WHEN SHOULD I SEEK SEXUAL HEALTH COUNSELLING?
- When you attain puberty. Go for both social and medical counselling to understand the changes in your body and the natural sexual urges and desires like masturbation and physical attraction towards the other sex.
- In case your contraceptive method fails, and also to know what the safe options are.
- Certain lifestyle choices are also important for good sexual health. To know how to be physically fit and maintain personal hygiene. Both reed thin bodies and obese ones affect sexual health in different ways.
- Both men and women need regular internal check-ups—including tests for blood sugar, cholesterol, liver and routine urine examinations—to rule out any infections in the body.
- Pubescent girls should be taught about the period of menarche, that is the first menstrual cycle. For some, it can take a while before the cycle regularises. Don’t panic.

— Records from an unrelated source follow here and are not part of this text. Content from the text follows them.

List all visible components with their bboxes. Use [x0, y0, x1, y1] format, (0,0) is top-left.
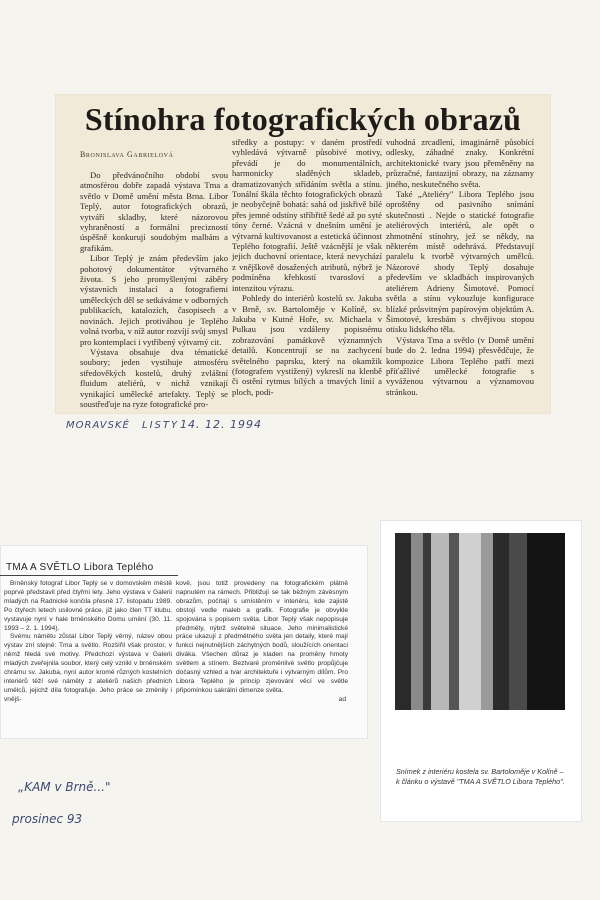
paragraph: Výstava Tma a světlo (v Domě umění bude do 2. ledna 1994) přesvědčuje, že kompozice Libora Teplého patří mezi příťažlivé umělecké fotografie s vyváženou výtvarnou a významovou stránkou. [386, 334, 534, 397]
article-2-title: TMA A SVĚTLO Libora Teplého [6, 562, 154, 573]
handwritten-date-note: prosinec 93 [12, 812, 83, 826]
article-column-1 [80, 170, 228, 409]
church-interior-photo [395, 533, 565, 710]
photo-caption: Snímek z interiéru kostela sv. Bartoloměje v Kolíně – k článku o výstavě "TMA A SVĚTLO Libora Teplého". [396, 767, 565, 786]
paragraph: Brněnský fotograf Libor Teplý se v domovském městě poprvé představil před čtyřmi lety. Jeho výstava v Galerii mladých na Radnické končila přesně 17. listopadu 1989. Po čtyřech letech usilovné práce, již jako člen TT klubu, vystavuje nyní v hale brněnského Domu umění (30. 11. 1993 – 2. 1. 1994). [4, 580, 172, 632]
article-column-3 [386, 137, 534, 397]
paragraph: Libor Teplý je znám především jako pohotový dokumentátor výtvarného života. S jeho promyšlenými záběry výstavních instalací a fotografiemi uměleckých děl se setkáváme v odborných publikacích, katalozích, časopisech a novinách. Jejich protiváhou je Teplého volná tvorba, v níž autor rozvíjí svůj smysl pro kontemplaci i vytříbený výtvarný cit. [80, 253, 228, 347]
paragraph: kově, jsou totiž provedeny na fotografickém plátně napnutém na rámech. Přibližují se tak běžným závěsným obrazům, počítají s umístěním v interiéru, kde zajistě obstojí vedle maleb a grafik. Fotografie je obvykle spojována s popisem světa. Libor Teplý však nepopisuje předměty, nýbrž světelné situace. Jeho minimalistické práce ukazují z předmětného světa jen detaily, které mají funkci nejnutnějších záchytných bodů, sloužících orientaci diváka. Všechen důraz je kladen na proměny hmoty světlem a stínem. Beztvaré proměnlivé světlo propůjčuje dočasný vzhled a tvar architektuře i výtvarným dílům. Pro Libora Teplého je princip zjevování věcí ve světle připomínkou sakrální dimenze světa. [176, 580, 348, 694]
article-2-column-1 [4, 580, 172, 705]
paragraph: Také „Ateliéry" Libora Teplého jsou oproštěny od pasivního snímání skutečnosti . Nejde o statické fotografie ateliérových interiérů, ale opět o zhmotnění stínohry, jež se někdy, na některém místě odehrává. Představují paralelu k tvorbě výtvarných umělců. Názorové shody Teplý dosahuje především ve skladbách inspirovaných ateliérem Adrieny Šimotové. Pomocí světla a stínu vykouzluje konfigurace blízké průsvitným papírovým objektům A. Šimotové, kresbám s chvějivou stopou otisku lidského těla. [386, 189, 534, 335]
article-column-2 [232, 137, 382, 397]
handwritten-source: MORAVSKÉ [66, 420, 130, 431]
title-rule [0, 575, 178, 576]
handwritten-source-note: „KAM v Brně..." [18, 780, 111, 794]
handwritten-source-2: LISTY [142, 420, 180, 431]
article-2-column-2 [176, 580, 348, 705]
paragraph: Svému námětu zůstal Libor Teplý věrný, název obou výstav zní stejně: Tma a světlo. Rozšířil však prostor, v němž hledá své motivy. Předchozí výstava v Galerii mladých zveřejnila soubor, který celý vznikl v brněnském chrámu sv. Jakuba, nyní autor kromě různých kostelních interiérů těží své náměty z ateliérů našich předních umělců, jejichž díla fotografuje. Jeho práce se změnily i vnějš- [4, 633, 172, 703]
paragraph: vuhodná zrcadlení, imaginárně působící odlesky, záhadné znaky. Konkrétní architektonické tvary jsou přeměněny na průzračné, fantazijní obrazy, na záznamy jiného, neskutečného světa. [386, 137, 534, 189]
handwritten-date: 14. 12. 1994 [180, 418, 262, 431]
paragraph: Do předvánočního období svou atmosférou dobře zapadá výstava Tma a světlo v Domě umění města Brna. Libor Teplý, autor fotografických obrazů, vytváří skladby, které názorovou vyhraněností a formální precizností úspěšně konkurují soudobým malbám a grafikám. [80, 170, 228, 253]
article-byline: Bronislava Gabrielová [80, 150, 174, 159]
paragraph: Výstava obsahuje dva tématické soubory; jeden vystihuje atmosféru středověkých kostelů, druhý zvláštní fluidum ateliérů, v nichž vznikají vynikající umělecké artefakty. Teplý se soustřeďuje na ryze fotografické pro- [80, 346, 228, 409]
paragraph: středky a postupy: v daném prostředí vyhledává výtvarně působivé motivy, převádí je do monumentálních, harmonicky sladěných skladeb, dramatizovaných střídáním světla a stínu. Tonální škála těchto fotografických obrazů je neobyčejně bohatá: sahá od jiskřivě bílé přes jemné odstíny stříbřitě šedé až po syté tóny černé. Vzácná v dnešním umění je výtvarná kultivovanost a estetická účinnost Teplého fotografií. Ještě vzácnější je však jejich duchovní orientace, která nevychází z vnějškově dosažených atributů, nýbrž je podmíněna křehkostí tvarosloví a intenzitou výrazu. [232, 137, 382, 293]
article-2-signature: ad [338, 695, 346, 703]
article-headline: Stínohra fotografických obrazů [84, 101, 522, 137]
paragraph: Pohledy do interiérů kostelů sv. Jakuba v Brně, sv. Bartoloměje v Kolíně, sv. Jakuba v Kutné Hoře, sv. Michaela v Pulkau jsou vzdáleny popisnému zobrazování památkově významných detailů. Koncentrují se na zachycení světelného paprsku, který na okamžik (fotografem vystižený) vykreslí na klenbě či ostění rytmus bílých a tmavých linií a ploch, podi- [232, 293, 382, 397]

- Almost one-third of sexual health problems are psychological and affect conjugal lives too. One needs to seek professional help before a problem leads to depression and affects a relationship deeply.
From Genuine To Bizarre
It’s not as if people don’t have questions or wouldn’t like to ask. We are astounded by some of the questions that readers send in to the section called ‘Sexpertise’ in What’s Hot. The queries range from genuine fears to bizarre ones—“What is a safe period?” “Is anal/oral sex safe?” “Does sex lead to weight gain?” “Can kissing make me pregnant?” “Will excessive masturbation weaken me internally?”
In the midst of a long working day, these queries may come as much-needed laughter therapy but the need for them to be answered cannot be denied. Neither can we ignore the lack of people willing to give a correct, informed answer. “Any question relating to sex becomes a moral issue with parents. Most of them even shy away from it. We cannot talk about the birds and the bees and expect people to develop a healthy attitude towards sex,” says psychiatrist Dr Jitendra Nagpal.

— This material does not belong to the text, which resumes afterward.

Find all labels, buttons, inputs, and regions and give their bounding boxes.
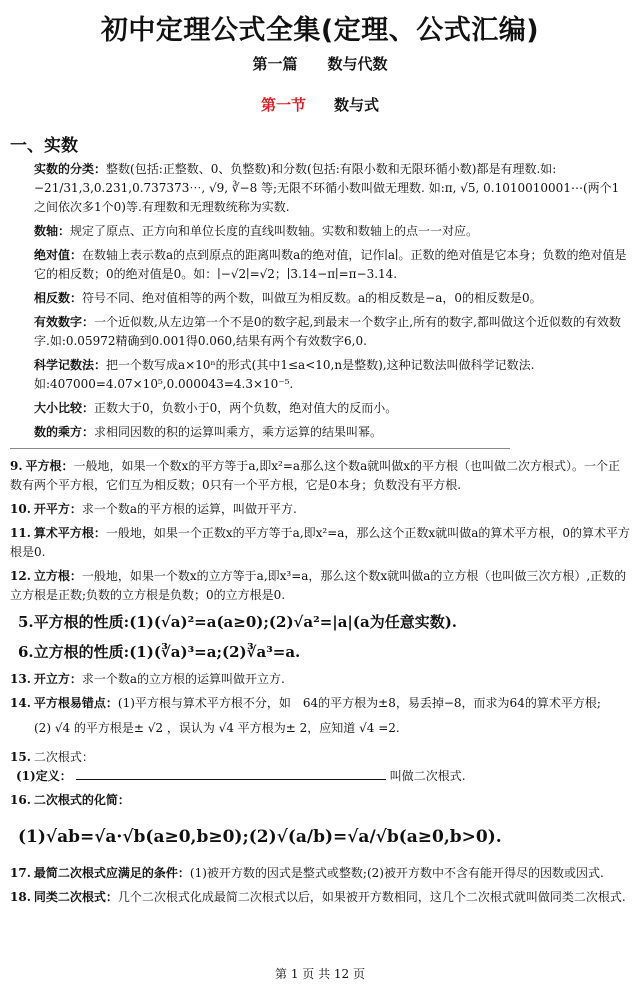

How a teenager/adolescent or even kids (yes, startling, but they begin early these days) look at sex or anything related to it, depends on how his/her family members look at it. Are they comfortable talking about sex? Says Dr Sharma, “In my experience, this generation is very smart. But more often than not, it’s the parents who aren’t in tune with the times. Anything to do with sex or sexual topics is strictly prohibited and they shy away from it at home. It’s confusing for the kids because they are looking at sex normally but their parents are giving them signals of the act being dirty and a topic not worth or even proper to talk about,” elaborates Dr Sharma. But she adds that she hasn’t lost all hope because in her monthly counselling sessions for Class XII students in a few schools in Delhi, she is bombarded with questions on sex. “It’s like opening the floodgates. From menstruation to masturbation, these students want to know all. Girls want to know about their menstrual cycles, the boys want to know whether masturbating is normal. I can go on and on…”

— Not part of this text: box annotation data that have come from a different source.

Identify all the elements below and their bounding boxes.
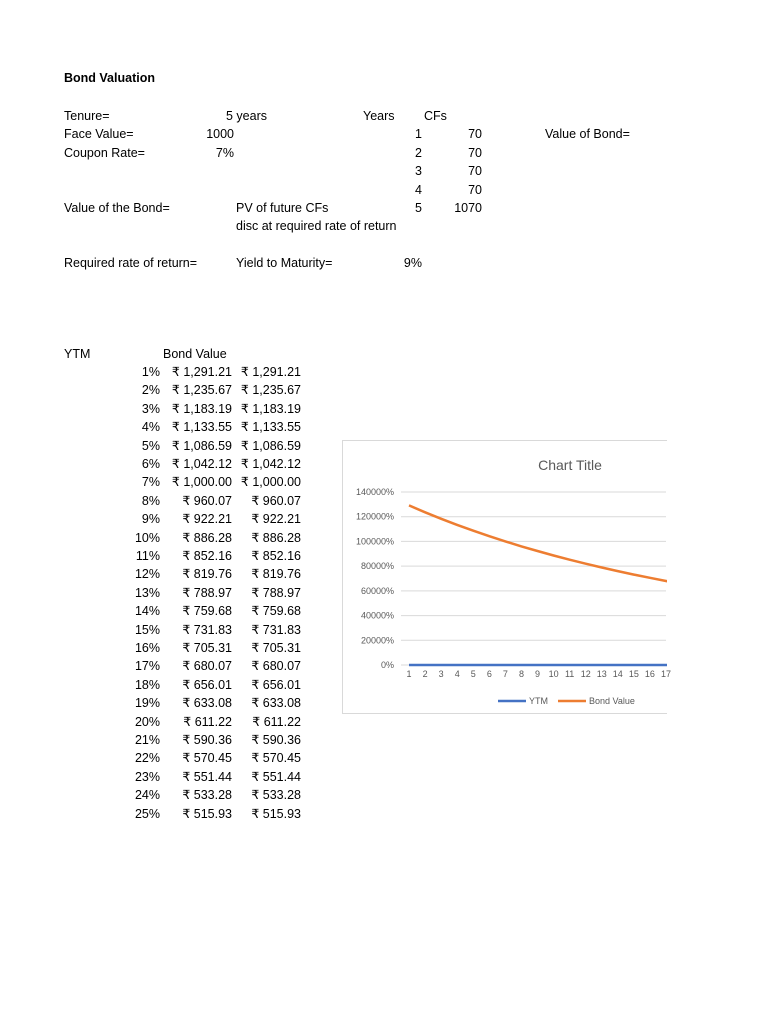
table-row xyxy=(0,806,768,824)
bond-value-cell: ₹ 551.44 xyxy=(182,769,232,784)
x-tick-label: 13 xyxy=(596,669,607,679)
bond-value-cell: ₹ 1,235.67 xyxy=(171,383,232,398)
table-row xyxy=(0,401,768,419)
bond-value-copy-cell: ₹ 633.08 xyxy=(251,696,301,711)
bond-value-copy-cell: ₹ 1,235.67 xyxy=(240,383,301,398)
bond-value-copy-cell: ₹ 819.76 xyxy=(251,567,301,582)
ytm-cell: 19% xyxy=(134,696,160,711)
cash-flow-value: 70 xyxy=(468,164,482,178)
bond-value-cell: ₹ 656.01 xyxy=(182,677,232,692)
ytm-cell: 14% xyxy=(134,604,160,619)
bond-value-cell: ₹ 1,133.55 xyxy=(171,420,232,435)
sheet-title: Bond Valuation xyxy=(64,71,155,85)
x-tick-label: 4 xyxy=(454,669,460,679)
line-chart xyxy=(343,441,672,713)
bond-value-cell: ₹ 819.76 xyxy=(182,567,232,582)
ytm-cell: 21% xyxy=(134,733,160,747)
y-tick-label: 40000% xyxy=(360,610,394,621)
ytm-cell: 13% xyxy=(134,585,160,600)
ytm-cell: 9% xyxy=(141,512,160,527)
x-tick-label: 15 xyxy=(628,669,639,679)
bond-value-cell: ₹ 515.93 xyxy=(182,806,232,821)
ytm-cell: 15% xyxy=(134,622,160,637)
bond-value-copy-cell: ₹ 852.16 xyxy=(251,549,301,563)
coupon-rate-value: 7% xyxy=(215,146,234,160)
ytm-cell: 22% xyxy=(134,751,160,766)
y-tick-label: 0% xyxy=(380,660,394,670)
bond-value-cell: ₹ 960.07 xyxy=(182,493,232,508)
bond-value-cell: ₹ 1,042.12 xyxy=(171,457,232,471)
bond-value-cell: ₹ 705.31 xyxy=(182,641,232,655)
ytm-cell: 7% xyxy=(141,475,160,490)
table-row xyxy=(0,769,768,787)
bond-value-cell: ₹ 788.97 xyxy=(182,585,232,600)
legend-label: YTM xyxy=(529,696,548,706)
cash-flow-year: 5 xyxy=(415,201,422,215)
bond-value-copy-cell: ₹ 533.28 xyxy=(251,788,301,803)
tenure-label: Tenure= xyxy=(64,109,110,123)
x-tick-label: 14 xyxy=(612,669,623,679)
bond-value-cell: ₹ 1,000.00 xyxy=(171,475,232,490)
x-tick-label: 17 xyxy=(660,669,672,679)
x-tick-label: 9 xyxy=(535,669,541,679)
legend-label: Bond Value xyxy=(589,696,635,706)
y-tick-label: 80000% xyxy=(360,561,394,572)
face-value-label: Face Value= xyxy=(64,127,134,141)
ytm-cell: 12% xyxy=(134,567,160,582)
table-row xyxy=(0,750,768,768)
ytm-label: Yield to Maturity= xyxy=(236,256,333,270)
table-row xyxy=(0,364,768,382)
bond-value-copy-cell: ₹ 705.31 xyxy=(251,641,301,655)
value-of-bond-right-label: Value of Bond= xyxy=(545,127,630,141)
ytm-cell: 5% xyxy=(141,438,160,453)
bond-value-column-header: Bond Value xyxy=(163,347,227,361)
y-tick-label: 100000% xyxy=(355,536,394,547)
bond-value-cell: ₹ 633.08 xyxy=(182,696,232,711)
bond-value-copy-cell: ₹ 1,086.59 xyxy=(240,438,301,453)
ytm-cell: 25% xyxy=(134,806,160,821)
table-row xyxy=(0,732,768,750)
coupon-rate-label: Coupon Rate= xyxy=(64,146,145,160)
bond-value-cell: ₹ 922.21 xyxy=(182,512,232,527)
ytm-cell: 3% xyxy=(141,401,160,416)
cash-flow-value: 70 xyxy=(468,145,482,160)
bond-value-copy-cell: ₹ 1,042.12 xyxy=(240,457,301,471)
cash-flow-value: 70 xyxy=(468,182,482,197)
ytm-cell: 11% xyxy=(135,549,160,563)
ytm-cell: 6% xyxy=(141,457,160,471)
bond-value-copy-cell: ₹ 788.97 xyxy=(251,585,301,600)
ytm-cell: 23% xyxy=(134,769,160,784)
tenure-value: 5 years xyxy=(226,109,267,123)
bond-value-copy-cell: ₹ 1,183.19 xyxy=(240,401,301,416)
cash-flow-year: 1 xyxy=(415,127,422,141)
table-row xyxy=(0,419,768,437)
bond-value-cell: ₹ 1,291.21 xyxy=(171,365,232,379)
ytm-cell: 1% xyxy=(141,365,160,379)
x-tick-label: 8 xyxy=(518,669,524,679)
bond-value-cell: ₹ 759.68 xyxy=(182,604,232,619)
bond-value-cell: ₹ 852.16 xyxy=(182,549,232,563)
bond-value-cell: ₹ 570.45 xyxy=(182,751,232,766)
y-tick-label: 120000% xyxy=(355,511,394,522)
bond-value-cell: ₹ 731.83 xyxy=(182,622,232,637)
ytm-column-header: YTM xyxy=(64,347,91,361)
bond-value-copy-cell: ₹ 1,291.21 xyxy=(240,365,301,379)
bond-value-cell: ₹ 590.36 xyxy=(182,733,232,747)
ytm-cell: 24% xyxy=(134,788,160,803)
x-tick-label: 5 xyxy=(470,669,476,679)
ytm-cell: 8% xyxy=(141,493,160,508)
table-row xyxy=(0,714,768,732)
years-header: Years xyxy=(363,109,395,123)
bond-value-cell: ₹ 886.28 xyxy=(182,530,232,545)
y-tick-label: 20000% xyxy=(360,635,394,646)
bond-value-copy-cell: ₹ 886.28 xyxy=(251,530,301,545)
x-tick-label: 1 xyxy=(406,669,412,679)
cfs-header: CFs xyxy=(424,109,447,123)
bond-value-copy-cell: ₹ 680.07 xyxy=(251,659,301,674)
ytm-cell: 17% xyxy=(134,659,160,674)
x-tick-label: 6 xyxy=(486,669,492,679)
bond-value-copy-cell: ₹ 570.45 xyxy=(251,751,301,766)
x-tick-label: 12 xyxy=(580,669,591,679)
ytm-cell: 2% xyxy=(141,383,160,398)
bond-value-copy-cell: ₹ 759.68 xyxy=(251,604,301,619)
y-tick-label: 60000% xyxy=(360,585,394,596)
face-value: 1000 xyxy=(206,127,234,141)
bond-value-copy-cell: ₹ 590.36 xyxy=(251,733,301,747)
discount-rate-text: disc at required rate of return xyxy=(236,219,397,233)
chart-container[interactable] xyxy=(342,440,672,714)
x-tick-label: 3 xyxy=(438,669,444,679)
bond-value-cell: ₹ 611.22 xyxy=(183,714,232,729)
ytm-cell: 4% xyxy=(141,420,160,435)
x-tick-label: 11 xyxy=(564,669,575,679)
cash-flow-year: 4 xyxy=(415,182,422,197)
y-tick-label: 140000% xyxy=(355,487,394,497)
bond-value-cell: ₹ 1,086.59 xyxy=(171,438,232,453)
required-rate-label: Required rate of return= xyxy=(64,256,198,270)
bond-value-copy-cell: ₹ 960.07 xyxy=(251,493,301,508)
value-of-bond-label: Value of the Bond= xyxy=(64,201,170,215)
pv-future-cfs-text: PV of future CFs xyxy=(236,201,329,215)
bond-value-copy-cell: ₹ 1,133.55 xyxy=(240,420,301,435)
cash-flow-year: 3 xyxy=(415,164,422,178)
table-row xyxy=(0,382,768,400)
bond-value-copy-cell: ₹ 551.44 xyxy=(251,769,301,784)
bond-value-copy-cell: ₹ 515.93 xyxy=(251,806,301,821)
ytm-cell: 16% xyxy=(134,641,160,655)
ytm-cell: 18% xyxy=(134,677,160,692)
cash-flow-value: 70 xyxy=(468,127,482,141)
x-tick-label: 7 xyxy=(502,669,508,679)
cash-flow-value: 1070 xyxy=(454,201,482,215)
bond-value-copy-cell: ₹ 656.01 xyxy=(251,677,301,692)
bond-value-cell: ₹ 680.07 xyxy=(182,659,232,674)
x-tick-label: 2 xyxy=(422,669,428,679)
ytm-value: 9% xyxy=(403,256,422,270)
bond-value-cell: ₹ 533.28 xyxy=(182,788,232,803)
bond-value-copy-cell: ₹ 1,000.00 xyxy=(240,475,301,490)
bond-value-copy-cell: ₹ 731.83 xyxy=(251,622,301,637)
table-row xyxy=(0,787,768,805)
ytm-cell: 20% xyxy=(134,714,160,729)
bond-value-cell: ₹ 1,183.19 xyxy=(171,401,232,416)
bond-value-copy-cell: ₹ 922.21 xyxy=(251,512,301,527)
ytm-cell: 10% xyxy=(134,530,160,545)
cash-flow-year: 2 xyxy=(415,145,422,160)
bond-value-copy-cell: ₹ 611.22 xyxy=(252,714,301,729)
x-tick-label: 16 xyxy=(644,669,655,679)
chart-title: Chart Title xyxy=(538,457,602,473)
x-tick-label: 10 xyxy=(548,669,559,679)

I once had a colleague who couldn’t go all the way with her beau because mommy dear—who was a gynaecologist—would do a thorough internal check-up every three months. While she had to go through this ‘horrible routine’, as she put it, she was also safe from any potential danger. But what about the rest of us? Isn’t it high time for men and women of all ages to seek help from a sexologist or gynaecologist on a regular basis? If there’s no one to talk to at home, it’s only common sense to head for the doctor’s chambers ASAP. There’s no fear of moral judgement there. Just leave all your prejudices and shyness outside and walk into the room with the courage to ask each and every question that has ever cropped up in your mind.
Oh, and if you’re still wondering about what happened on that cold, winter night far away from home... Well, the wine was just too potent and we all fell asleep… alone!